Redheaded spy Anna Chapman stares seductively into the camera lens and declares, "I will reveal all secrets." It's the top of a new television show that takes her post-espionage career as a media persona to a new level.
The secrets to which the 28-year-old Chapman alludes aren't about her years of undercover work in the United States, but on unexplained mysteries of the occult.
The new one-hour show, "Mysteries of the World with Anna Chapman," debuted Friday night on Ren-TV private television.

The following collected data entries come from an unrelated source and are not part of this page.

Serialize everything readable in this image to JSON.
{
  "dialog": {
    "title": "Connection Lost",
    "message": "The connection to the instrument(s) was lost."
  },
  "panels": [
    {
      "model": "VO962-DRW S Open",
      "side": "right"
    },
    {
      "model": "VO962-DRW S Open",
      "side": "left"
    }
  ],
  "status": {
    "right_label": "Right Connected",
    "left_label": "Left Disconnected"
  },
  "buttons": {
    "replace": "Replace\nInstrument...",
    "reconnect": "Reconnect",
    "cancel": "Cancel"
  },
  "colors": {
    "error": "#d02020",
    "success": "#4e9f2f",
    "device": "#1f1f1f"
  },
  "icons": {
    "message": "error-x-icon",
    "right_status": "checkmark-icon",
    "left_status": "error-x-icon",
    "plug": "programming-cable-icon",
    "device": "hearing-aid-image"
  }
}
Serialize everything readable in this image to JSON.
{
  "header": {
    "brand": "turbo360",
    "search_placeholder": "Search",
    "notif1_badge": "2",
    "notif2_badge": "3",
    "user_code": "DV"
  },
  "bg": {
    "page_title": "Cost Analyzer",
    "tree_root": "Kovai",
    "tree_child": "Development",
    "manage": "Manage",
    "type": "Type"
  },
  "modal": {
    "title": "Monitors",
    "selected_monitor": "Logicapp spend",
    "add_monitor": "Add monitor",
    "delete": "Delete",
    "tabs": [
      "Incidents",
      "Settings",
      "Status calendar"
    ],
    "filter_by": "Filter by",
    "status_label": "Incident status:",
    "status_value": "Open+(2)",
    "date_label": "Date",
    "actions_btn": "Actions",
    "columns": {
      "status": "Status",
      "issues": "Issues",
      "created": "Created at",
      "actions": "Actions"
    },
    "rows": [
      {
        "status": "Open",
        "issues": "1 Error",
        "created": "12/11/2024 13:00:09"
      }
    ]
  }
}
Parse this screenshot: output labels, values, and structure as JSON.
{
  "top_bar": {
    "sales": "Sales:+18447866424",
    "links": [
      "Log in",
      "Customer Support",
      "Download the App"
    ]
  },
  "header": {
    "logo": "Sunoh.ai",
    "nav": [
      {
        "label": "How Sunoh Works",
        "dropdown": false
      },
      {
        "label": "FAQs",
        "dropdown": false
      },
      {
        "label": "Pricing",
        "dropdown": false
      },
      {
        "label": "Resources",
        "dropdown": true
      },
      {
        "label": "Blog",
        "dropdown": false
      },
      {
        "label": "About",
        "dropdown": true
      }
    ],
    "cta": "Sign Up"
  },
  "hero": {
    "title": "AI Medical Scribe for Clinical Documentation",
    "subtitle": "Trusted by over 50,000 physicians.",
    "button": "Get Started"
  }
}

Chapman, in a red-and-black dress with a black collar, narrated some of the show, which probed how Arabic script might have appeared on the skin of a child in Dagestan. She provided slick studio segues between film pieces throughout the show, using the kinds of terms that might have come in handy in her previous life.
Introducing an interview with the family of the 2-year-old boy, Ali Yakubov, Chapman says: "My sources in Dagestan tell me that the Yakubovs fear for their lives," and that they had previously denied reporters access. "I talked them into it," she says.
In 2009, media reports about the boy caused a frenzy in the region when imams said pinkish scrawled verses from the Quran had appeared and faded on the child's body every few days. Regional experts dismissed the claims, saying the impoverished region was clinging to any hint of hope.
The television show neatly avoided Chapman's previous life as a deep-cover spy in the United States, something she has vowed not to discuss and Ren-TV officials have promised not to raise.
"We don't talk about the situation that made Anna famous. We understand that her activities were in the interests of the state," Ren-TV documentary series head Mikhail Tukmachyov told Komsomolskaya Pravda.